By Chris Middleton

Laying claim

Who made Bourbon first – Kentucky or England?
Let’s look at a provocative proposition: could Bourbon whisky have been made in England before Kentucky? There is the tantalising proposition that England was producing proto-Bourbons during the 17th century.

Distillation of proto-Bourbon recipes is documented among the 13 American colonies, before settlers traversed the Appalachian Mountains to settle in Kentucky and Tennessee. Pennsylvania’s first spirits writers recommended distilling corn-dominant recipes, mashing two-thirds corn and the rest a balance of rye and malt. They also suggested burning the cask interior to sweeten the wood. Grain distillation in North America reaches back to 1620 when America’s first locally-made ceramic still and an imported glass alembic bubbled with mashes in Jamestown Virginia. The seasonal cycle of converting excess corn and rye into ardent spirits on copper pot stills, even log stills became an annual provisioning habit for many 18th-century farmers and millers.

The premise for England’s claim is the weight of evidence of American colonies, exporting all the ingredients necessary to make Bourbon-style whisky in England. Since the 1650s the imports of corn and ‘English’ grain (wheat, barley, oats) had grown to such as extent that Britain passed the 1666 Corn Law, banning grain not shipped on British vessels from the American colonies.

"It was not until June 1821 the seminal words first appeared in a Kentucy newspaper"


Before the Revolutionary War, in the year 1770, England imported 578,349 bushels of Indian corn, along with wheat, rye and other grains with quantities of this grain destined for distilleries. In Peter Shaw’s 1731 Essay of Distillation in the Hands of the Malt-stiller, he referenced the use of American grain by English distillers, notably Indian corn and Virginia wheat.

By 1743, England distilled 36 million litres of grain spirit, much of which was rectified and compounded into gin. Considerable amounts of this grain came from the American colonies. These grain bills continued to be bought by English and later Scottish distilleries through the first half of the 19th century. Andrew Ure wrote that Scottish distilleries made whisky from ‘wheat, rye, barley and oats, as well as buckwheat, and maize or Indian Corn’.

The protective Corn Law tariffs between 1821 and 1846 limited the quantity of imported American grain used by distilleries. When it came to containers, what casks did they store these proto-Bourbon grain recipes in? American white oak casks of course. Since 1644, one of the major colonial exports to England was American oak staves. Every year, millions of white oak staves gave British traders leverage over the European stave market.

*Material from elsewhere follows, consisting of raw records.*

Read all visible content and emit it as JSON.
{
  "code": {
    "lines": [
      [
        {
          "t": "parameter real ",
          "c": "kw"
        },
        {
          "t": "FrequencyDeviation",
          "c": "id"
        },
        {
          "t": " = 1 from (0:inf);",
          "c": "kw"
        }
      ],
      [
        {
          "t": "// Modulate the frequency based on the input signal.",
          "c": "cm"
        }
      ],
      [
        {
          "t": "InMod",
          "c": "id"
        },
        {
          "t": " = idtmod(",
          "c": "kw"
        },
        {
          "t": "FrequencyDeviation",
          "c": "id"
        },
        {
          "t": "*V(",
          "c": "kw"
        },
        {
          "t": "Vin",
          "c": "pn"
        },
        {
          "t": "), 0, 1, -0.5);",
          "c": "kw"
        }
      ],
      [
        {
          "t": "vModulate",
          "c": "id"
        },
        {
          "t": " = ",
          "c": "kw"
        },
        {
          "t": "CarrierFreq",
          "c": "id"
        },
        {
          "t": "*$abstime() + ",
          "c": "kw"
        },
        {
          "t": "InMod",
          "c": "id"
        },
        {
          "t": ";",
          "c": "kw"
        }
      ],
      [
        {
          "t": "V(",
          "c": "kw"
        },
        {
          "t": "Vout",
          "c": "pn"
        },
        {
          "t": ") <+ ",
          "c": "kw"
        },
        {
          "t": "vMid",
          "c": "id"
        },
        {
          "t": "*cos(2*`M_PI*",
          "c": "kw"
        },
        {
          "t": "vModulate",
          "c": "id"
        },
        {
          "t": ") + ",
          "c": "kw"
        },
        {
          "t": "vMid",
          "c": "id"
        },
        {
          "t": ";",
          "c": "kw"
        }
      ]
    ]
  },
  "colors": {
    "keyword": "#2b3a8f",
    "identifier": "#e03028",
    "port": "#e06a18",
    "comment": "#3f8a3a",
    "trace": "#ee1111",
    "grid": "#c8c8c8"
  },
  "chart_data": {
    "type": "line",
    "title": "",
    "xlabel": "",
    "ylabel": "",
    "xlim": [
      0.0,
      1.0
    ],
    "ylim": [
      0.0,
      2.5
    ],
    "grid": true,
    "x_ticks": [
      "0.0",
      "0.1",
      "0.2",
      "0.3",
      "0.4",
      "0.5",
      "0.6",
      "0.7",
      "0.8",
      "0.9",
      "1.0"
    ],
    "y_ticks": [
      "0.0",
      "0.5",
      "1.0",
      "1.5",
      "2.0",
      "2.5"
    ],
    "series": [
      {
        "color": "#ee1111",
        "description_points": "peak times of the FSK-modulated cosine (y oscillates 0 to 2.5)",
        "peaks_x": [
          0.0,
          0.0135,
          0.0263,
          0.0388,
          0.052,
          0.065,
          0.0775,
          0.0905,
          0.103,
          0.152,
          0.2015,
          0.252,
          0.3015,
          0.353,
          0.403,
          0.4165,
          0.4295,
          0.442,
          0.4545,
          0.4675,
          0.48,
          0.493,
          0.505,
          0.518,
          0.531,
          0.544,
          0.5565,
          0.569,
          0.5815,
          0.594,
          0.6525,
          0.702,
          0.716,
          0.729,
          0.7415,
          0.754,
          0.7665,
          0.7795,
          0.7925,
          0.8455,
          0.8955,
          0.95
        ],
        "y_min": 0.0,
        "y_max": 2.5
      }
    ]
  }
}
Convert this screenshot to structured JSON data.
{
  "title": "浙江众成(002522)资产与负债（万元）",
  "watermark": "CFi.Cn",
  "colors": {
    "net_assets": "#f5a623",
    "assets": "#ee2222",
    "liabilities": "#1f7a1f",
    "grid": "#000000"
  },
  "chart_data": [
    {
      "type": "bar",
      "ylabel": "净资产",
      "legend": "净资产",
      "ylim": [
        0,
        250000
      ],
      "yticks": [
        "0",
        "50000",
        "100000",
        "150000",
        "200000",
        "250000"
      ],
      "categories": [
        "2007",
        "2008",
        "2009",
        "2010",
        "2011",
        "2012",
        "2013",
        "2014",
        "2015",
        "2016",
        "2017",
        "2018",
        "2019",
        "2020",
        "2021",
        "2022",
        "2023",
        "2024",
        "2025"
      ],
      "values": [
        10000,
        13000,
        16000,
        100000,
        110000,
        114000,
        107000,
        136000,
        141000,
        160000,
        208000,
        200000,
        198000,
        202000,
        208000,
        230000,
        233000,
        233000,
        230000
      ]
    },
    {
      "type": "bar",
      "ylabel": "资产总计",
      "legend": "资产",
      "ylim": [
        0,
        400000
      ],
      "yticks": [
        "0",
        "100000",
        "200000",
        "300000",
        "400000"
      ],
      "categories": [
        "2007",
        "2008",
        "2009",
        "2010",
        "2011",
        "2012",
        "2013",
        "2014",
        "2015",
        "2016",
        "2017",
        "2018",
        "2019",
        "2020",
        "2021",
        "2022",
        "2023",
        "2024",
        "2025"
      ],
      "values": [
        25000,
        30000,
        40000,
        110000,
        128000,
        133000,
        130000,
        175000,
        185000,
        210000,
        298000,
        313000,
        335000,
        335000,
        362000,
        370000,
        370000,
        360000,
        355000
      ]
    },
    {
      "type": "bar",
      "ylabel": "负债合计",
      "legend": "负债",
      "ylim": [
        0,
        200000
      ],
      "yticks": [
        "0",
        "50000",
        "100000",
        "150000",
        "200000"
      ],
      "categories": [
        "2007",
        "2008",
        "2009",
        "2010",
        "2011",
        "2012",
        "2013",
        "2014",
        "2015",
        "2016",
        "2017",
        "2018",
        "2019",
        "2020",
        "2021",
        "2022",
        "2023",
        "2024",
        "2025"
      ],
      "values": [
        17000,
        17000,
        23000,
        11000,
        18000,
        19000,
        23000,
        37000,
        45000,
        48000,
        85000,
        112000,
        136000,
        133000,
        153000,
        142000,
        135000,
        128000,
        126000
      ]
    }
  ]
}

Demand for European oak caused significant deforestation by the 15th century reducing supply. England and Scotland’s ancient woodland had shrunk to 12 per cent of the landscape by 1600, only two per cent remained by 1800. A ban on felling oak trees since 1559 furnished British coopers with a much-needed supply of bountiful new American oak to craft ‘tight’ liquid containers, from beer kegs to spirit hogsheads and puncheons.

Historians agree Bourbon County Kentucky is the likely etymological source for this whisky. However, there’s another possible claimant, the city of New Orleans. After the Spanish restricted Mississippi River trade, about 20 flatboats made the long trip south from Pittsburg to New Orleans during the 1780s. In 1790, trade recommenced with half of the early river trade in whisky originating from western Pennsylvania. By the 1820s increasing volumes of ‘western whiskey’ arrived in New Orleans.

It was not until June 1821, the seminal words ‘Bourbon whiskey’ first appeared in a Bourbon County Kentucky newspaper. By the 1840s, Bourbon whiskey entered the American lexicon. In the late 18th century, Rue de Bourbon, Anglicised to Bourbon Street after the Louisiana Purchase in 1803 was the town’s tavern and saloon boulevard, as it remains today. Here they served western whisky shipped downriver from distilleries in Pennsylvania, Ohio, Kentucky and Tennessee.

Could the western whisky served at Bourbon Street bars also have its linguistic fingerprint on Bourbon’s first whisky glass?